I’m not one of those coaches who has a full-on boner for supplements. Yes, every one of my coaching clients gets a customized supplement plan just for their plan, but I always make it know that none of the supplements are necessary to reach their goals.
Now, while there are a lot of crappy supplements out there, there are also a number of awesome ones that, when used correctly, can help you reach your goals a more efficiently, and perhaps a bit quicker.
One such supplement, is creatine…
If you’ve any sort of foot in the fitness or supplement arena, you’ve undoubtedly heard of creatine before. It’s been around for over twenty years, and is the most popular and researched supplement ever.
Despite this, there’s a lot of bad information out there surrounding this wildly popular supplement, and its use. My goal here today is to set the record straight, and show you why this very effective supplement should be in your stack.
So what is it exactly?
Creatine is a naturally occurring amino acid, and is found in certain foods like red meat, while also is produced by our kidneys, liver, and pancreas. The amount of it we get from food and produced by our bodies is relatively small, which is why supplementing it is usually a good idea.
In the body, creatine is used to help fuel the phosphagen system. This is the energy system we use during high-intensity activities such as strength training, sprints, jumps, and other sport performance. These activities are short, powerful bursts, usually lasting ten seconds or less.
The muscles can only store a small amount of energy for these activities. Without getting too sciencey, basically, creatine helps increase this store by providing the muscles with more energy. This lets you perform these high-intensity activities for longer periods of time.
Another one of its benefits is that it increases muscle protein synthesis, or your muscle’s ability to grow and recover. It does this by drawing water into your muscle cells, thus increasing their size. When the cell gets bigger, muscle protein synthesis increases.
This is a common belief by those who know nothing about don’t know what the hell they’re talking about, so let’s get one thing straight…creatine is, and never has been a steroid.
(For more info about steroids, check out this article)
In fact, not only is it not a steroid, it’s also one of the most researched supplements on the market, with zero findings of any negative long-term side effects. The only issue found with taking creatine is dehydration; which can be easily remedied by, you know, drinking more water.
There are a number of creatine supplements on the market, including monohydrate, liquid, ethyl-ester, dicreatine malate, micronized, kre-alkalyn, and effervescent.
A majority of these are nothing more than marketing ploys to get you to pay more than you need to, and none have been proven to be more effective than basic creatine monohydrate. Many companies make a basic creatine supplement, but this is the one I use.
When it comes to supplementing creatine, many people go through what’s called the “loading phase”. This is basically when you oversaturate your muscles by dosing with 5 grams of it 4-5 times per day. Since the muscles can only store a limited amount at one time however, loading is probably not necessary.

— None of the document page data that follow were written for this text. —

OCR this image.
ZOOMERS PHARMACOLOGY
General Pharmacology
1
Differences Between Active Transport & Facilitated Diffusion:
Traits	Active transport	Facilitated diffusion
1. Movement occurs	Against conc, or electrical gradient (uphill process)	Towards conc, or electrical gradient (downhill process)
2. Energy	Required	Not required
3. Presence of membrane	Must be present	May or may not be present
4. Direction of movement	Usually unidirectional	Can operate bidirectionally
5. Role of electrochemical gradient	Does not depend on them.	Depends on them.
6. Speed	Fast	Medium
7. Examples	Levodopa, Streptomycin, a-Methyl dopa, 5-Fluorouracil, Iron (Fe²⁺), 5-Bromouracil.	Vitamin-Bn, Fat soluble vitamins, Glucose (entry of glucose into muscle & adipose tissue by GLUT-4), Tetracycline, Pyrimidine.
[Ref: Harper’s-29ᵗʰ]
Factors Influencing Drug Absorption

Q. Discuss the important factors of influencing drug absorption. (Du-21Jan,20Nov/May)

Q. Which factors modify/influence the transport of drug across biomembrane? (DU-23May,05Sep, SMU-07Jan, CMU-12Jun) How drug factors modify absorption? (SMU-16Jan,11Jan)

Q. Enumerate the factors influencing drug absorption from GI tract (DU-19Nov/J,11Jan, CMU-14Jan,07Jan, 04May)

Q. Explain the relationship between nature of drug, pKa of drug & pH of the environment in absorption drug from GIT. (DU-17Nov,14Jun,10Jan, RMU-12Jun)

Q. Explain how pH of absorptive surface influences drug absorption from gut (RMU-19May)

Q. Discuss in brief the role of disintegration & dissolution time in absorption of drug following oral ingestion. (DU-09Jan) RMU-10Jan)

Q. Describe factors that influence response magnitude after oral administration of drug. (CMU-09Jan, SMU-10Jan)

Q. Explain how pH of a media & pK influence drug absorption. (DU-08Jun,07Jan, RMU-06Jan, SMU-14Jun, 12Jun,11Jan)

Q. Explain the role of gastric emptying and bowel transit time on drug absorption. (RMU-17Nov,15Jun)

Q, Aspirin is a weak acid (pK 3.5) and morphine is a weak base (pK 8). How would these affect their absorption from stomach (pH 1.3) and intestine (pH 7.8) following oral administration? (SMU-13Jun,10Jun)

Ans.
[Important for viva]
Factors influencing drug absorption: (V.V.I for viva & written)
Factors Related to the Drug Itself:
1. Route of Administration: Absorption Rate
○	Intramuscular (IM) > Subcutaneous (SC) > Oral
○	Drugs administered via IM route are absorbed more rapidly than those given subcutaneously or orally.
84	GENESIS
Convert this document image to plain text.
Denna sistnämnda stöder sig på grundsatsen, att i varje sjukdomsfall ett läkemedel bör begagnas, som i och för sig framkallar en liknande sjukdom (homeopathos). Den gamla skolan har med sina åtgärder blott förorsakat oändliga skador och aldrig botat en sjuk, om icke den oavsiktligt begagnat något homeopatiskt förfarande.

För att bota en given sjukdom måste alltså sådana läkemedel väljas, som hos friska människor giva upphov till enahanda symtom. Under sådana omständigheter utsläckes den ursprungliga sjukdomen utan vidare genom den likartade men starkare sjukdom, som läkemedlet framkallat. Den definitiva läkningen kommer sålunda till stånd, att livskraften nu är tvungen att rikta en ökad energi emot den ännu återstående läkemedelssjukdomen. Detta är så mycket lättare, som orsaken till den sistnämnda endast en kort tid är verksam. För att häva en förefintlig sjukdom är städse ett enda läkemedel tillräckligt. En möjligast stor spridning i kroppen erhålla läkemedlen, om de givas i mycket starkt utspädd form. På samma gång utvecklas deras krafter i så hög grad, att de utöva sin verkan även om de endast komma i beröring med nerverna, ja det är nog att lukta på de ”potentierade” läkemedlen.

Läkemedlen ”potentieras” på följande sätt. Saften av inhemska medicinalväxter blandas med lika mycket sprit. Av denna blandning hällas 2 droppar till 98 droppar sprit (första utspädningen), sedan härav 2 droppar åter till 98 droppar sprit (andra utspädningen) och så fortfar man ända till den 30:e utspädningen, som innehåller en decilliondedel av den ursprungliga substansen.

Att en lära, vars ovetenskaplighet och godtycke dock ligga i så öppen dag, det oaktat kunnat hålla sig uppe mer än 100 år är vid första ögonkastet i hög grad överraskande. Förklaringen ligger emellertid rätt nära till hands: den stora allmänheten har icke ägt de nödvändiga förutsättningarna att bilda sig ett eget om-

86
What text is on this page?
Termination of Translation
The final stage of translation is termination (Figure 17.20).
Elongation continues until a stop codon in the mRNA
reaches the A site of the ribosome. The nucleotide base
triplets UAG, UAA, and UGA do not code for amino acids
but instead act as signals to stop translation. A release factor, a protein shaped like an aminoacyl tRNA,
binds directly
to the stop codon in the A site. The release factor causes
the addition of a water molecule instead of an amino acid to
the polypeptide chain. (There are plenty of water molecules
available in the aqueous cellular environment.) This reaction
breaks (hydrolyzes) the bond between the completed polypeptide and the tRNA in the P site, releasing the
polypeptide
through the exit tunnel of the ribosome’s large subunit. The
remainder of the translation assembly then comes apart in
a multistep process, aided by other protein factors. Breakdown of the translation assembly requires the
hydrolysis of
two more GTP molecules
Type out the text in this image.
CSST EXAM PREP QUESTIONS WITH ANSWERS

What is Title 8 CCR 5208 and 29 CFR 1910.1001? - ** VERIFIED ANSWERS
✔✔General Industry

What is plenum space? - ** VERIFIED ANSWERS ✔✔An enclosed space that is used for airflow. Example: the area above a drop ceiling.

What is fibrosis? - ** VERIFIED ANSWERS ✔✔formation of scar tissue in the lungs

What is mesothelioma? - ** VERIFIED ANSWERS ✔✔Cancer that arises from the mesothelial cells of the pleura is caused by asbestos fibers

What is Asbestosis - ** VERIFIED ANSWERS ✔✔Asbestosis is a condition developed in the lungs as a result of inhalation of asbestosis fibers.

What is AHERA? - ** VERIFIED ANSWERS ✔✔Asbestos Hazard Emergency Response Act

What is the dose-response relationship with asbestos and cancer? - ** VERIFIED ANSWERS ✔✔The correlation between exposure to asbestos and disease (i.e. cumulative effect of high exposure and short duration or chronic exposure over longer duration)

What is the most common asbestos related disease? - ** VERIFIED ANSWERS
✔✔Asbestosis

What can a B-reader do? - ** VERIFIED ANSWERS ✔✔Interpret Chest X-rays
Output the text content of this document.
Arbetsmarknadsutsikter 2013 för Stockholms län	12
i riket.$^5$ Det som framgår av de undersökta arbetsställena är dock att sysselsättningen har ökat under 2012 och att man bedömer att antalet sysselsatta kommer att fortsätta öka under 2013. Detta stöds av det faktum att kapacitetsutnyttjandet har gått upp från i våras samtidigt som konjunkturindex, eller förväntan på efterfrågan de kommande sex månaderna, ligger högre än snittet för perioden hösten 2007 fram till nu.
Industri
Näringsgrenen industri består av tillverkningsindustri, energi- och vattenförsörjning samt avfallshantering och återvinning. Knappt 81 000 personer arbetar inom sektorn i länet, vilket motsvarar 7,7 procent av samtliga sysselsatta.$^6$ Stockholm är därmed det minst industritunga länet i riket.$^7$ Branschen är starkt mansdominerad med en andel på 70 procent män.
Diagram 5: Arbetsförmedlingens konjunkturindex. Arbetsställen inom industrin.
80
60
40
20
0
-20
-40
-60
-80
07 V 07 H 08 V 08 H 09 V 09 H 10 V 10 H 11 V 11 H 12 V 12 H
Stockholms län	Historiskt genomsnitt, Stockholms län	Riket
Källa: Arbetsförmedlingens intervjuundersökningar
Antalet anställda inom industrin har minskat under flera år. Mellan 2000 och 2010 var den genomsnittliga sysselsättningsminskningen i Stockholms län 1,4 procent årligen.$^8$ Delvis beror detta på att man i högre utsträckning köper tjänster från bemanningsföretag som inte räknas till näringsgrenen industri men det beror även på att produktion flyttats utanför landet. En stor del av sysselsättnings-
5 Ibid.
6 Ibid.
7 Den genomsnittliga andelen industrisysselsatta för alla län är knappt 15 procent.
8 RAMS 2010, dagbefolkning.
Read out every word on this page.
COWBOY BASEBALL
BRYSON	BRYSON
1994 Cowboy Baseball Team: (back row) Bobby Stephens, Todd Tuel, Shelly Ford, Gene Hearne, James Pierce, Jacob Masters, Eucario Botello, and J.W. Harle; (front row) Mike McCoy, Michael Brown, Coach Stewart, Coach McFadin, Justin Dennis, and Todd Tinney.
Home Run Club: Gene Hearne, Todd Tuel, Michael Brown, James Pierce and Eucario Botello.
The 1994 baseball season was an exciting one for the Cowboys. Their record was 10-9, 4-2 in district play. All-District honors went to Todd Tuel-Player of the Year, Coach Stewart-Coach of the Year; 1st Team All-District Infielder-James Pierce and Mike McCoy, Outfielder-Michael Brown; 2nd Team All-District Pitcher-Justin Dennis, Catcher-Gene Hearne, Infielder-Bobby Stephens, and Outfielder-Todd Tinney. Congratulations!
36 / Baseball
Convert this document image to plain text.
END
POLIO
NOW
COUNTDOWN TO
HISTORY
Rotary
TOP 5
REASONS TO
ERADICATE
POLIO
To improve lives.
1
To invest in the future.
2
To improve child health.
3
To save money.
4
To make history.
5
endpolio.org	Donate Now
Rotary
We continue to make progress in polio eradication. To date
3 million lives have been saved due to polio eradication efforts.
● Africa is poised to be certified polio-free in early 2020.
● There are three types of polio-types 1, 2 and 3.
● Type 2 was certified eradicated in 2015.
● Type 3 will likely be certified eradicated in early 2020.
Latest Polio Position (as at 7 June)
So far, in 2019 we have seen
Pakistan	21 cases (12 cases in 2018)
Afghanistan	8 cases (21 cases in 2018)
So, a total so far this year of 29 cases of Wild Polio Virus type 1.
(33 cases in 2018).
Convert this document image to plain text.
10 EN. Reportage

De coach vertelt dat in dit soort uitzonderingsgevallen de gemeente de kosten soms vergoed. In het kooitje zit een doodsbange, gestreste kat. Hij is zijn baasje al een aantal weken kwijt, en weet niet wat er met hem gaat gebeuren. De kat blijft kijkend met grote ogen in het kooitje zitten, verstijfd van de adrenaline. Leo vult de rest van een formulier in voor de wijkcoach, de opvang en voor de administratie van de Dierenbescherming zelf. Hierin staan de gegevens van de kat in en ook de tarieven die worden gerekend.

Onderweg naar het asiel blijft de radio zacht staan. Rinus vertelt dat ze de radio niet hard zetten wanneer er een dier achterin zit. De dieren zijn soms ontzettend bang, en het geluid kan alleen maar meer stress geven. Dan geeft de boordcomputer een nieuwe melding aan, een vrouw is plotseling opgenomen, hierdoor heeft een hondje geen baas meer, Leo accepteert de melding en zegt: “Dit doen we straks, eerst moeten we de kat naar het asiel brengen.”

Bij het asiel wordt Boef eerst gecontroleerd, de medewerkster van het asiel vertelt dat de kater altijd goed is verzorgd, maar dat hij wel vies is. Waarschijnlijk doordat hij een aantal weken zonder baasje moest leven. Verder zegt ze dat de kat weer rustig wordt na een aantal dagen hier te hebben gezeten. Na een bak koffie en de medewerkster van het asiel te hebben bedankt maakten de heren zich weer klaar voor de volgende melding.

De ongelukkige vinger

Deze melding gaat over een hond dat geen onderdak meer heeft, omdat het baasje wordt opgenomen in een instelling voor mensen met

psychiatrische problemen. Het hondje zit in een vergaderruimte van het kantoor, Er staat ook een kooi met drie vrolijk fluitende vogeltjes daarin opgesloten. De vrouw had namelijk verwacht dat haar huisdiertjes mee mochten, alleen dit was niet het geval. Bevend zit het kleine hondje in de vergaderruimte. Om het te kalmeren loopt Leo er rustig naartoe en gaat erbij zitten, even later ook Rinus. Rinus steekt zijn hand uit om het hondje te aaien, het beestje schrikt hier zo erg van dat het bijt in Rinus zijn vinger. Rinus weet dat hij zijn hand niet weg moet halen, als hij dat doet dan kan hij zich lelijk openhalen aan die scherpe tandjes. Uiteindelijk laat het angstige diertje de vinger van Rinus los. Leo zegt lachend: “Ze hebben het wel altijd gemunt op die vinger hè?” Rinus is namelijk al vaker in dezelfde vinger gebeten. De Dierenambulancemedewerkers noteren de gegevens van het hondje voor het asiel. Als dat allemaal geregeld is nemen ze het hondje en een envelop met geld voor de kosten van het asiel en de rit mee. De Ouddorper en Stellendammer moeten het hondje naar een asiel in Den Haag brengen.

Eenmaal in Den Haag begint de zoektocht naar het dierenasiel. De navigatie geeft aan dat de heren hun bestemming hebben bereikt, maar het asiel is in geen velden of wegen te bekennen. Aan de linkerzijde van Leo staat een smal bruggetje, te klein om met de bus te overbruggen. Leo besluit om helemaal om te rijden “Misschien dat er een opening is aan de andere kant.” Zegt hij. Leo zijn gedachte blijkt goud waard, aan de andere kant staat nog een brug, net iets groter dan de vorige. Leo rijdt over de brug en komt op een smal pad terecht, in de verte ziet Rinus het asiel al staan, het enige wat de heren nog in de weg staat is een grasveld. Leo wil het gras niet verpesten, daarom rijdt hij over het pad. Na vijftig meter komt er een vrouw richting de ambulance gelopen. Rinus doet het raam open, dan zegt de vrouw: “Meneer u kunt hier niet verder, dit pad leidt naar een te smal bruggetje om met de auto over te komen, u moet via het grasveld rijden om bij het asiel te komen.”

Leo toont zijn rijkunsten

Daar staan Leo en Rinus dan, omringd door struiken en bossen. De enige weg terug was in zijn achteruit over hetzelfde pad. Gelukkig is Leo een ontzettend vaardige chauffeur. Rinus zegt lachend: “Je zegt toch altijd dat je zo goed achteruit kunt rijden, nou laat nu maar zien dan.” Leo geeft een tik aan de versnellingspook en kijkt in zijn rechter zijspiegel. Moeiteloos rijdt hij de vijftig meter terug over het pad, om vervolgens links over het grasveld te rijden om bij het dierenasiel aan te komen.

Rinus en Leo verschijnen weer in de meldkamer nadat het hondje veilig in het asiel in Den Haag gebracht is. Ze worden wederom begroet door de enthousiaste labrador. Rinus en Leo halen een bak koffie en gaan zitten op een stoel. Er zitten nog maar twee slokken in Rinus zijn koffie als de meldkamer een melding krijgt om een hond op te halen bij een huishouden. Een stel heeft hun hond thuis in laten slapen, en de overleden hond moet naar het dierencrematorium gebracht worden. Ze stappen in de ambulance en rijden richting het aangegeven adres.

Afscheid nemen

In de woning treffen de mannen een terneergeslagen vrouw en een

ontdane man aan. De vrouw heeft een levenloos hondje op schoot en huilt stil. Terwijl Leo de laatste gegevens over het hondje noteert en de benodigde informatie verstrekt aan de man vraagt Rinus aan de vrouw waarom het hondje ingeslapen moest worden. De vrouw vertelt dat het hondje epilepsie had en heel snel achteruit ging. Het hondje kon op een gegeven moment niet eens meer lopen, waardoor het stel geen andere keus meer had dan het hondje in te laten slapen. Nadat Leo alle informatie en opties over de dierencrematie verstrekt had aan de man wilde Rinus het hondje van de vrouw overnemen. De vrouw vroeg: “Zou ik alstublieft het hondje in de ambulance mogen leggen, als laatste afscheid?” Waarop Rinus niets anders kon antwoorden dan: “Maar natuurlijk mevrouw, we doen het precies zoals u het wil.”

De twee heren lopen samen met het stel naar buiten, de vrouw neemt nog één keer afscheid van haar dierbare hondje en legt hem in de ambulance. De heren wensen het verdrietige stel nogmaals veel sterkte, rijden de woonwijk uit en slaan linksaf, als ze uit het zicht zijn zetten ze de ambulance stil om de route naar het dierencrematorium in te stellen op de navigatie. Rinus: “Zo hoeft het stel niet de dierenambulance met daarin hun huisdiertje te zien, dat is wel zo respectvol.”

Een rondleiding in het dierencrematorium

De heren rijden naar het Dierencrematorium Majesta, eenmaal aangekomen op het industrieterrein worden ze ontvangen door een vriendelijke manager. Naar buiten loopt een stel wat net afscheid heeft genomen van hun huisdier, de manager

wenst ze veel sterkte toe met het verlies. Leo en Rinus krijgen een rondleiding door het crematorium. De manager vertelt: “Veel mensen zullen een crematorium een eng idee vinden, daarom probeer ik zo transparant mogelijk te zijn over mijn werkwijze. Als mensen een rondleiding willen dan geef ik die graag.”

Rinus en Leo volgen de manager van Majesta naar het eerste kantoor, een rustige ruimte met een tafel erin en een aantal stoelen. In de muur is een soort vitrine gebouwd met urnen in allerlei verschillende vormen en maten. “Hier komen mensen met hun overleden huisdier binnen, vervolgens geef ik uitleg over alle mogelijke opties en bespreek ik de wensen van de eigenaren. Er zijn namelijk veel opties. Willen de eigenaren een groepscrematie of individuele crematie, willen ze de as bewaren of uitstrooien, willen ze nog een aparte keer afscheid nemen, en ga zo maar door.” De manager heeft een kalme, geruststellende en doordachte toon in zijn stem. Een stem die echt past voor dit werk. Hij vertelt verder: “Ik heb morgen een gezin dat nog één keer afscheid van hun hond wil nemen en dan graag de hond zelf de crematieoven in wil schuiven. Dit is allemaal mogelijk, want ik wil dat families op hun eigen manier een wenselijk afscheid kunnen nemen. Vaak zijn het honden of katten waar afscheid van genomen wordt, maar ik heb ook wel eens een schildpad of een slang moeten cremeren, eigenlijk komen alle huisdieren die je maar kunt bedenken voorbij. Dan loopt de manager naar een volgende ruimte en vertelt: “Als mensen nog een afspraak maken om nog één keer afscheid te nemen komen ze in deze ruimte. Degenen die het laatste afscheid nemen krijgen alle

The recommended dose for supplementing creatine is 5-10 grams per day. It really doesn’t matter when you take it, but pre or post-workout may be most optimal. Taking it with a protein or carb beverage can increase absorption due to the increased insulin response. This means more creatine will be pulled into the muscles.
On non-workout days, creatine can really be taken whenever. Some people will cycle it, meaning they will take it for a certain period of time, followed by a period of time where they don’t take it. This, however, hasn’t been shown to provide any additional benefits.
Hopefully, today’s lesson has helped you understand more about what creatine is, what it isn’t, and how it can help almost everyone increase performance in the gym.
Creatine is a safe and effective supplement, and should be in anyone’s stack when weight lifting, sports, or other high-intensity activities are part of the plan. Stick with the monohydrate version, but remember it’s is still a supplement, and isn’t a replacement for a good diet or training program. It can only compliment it.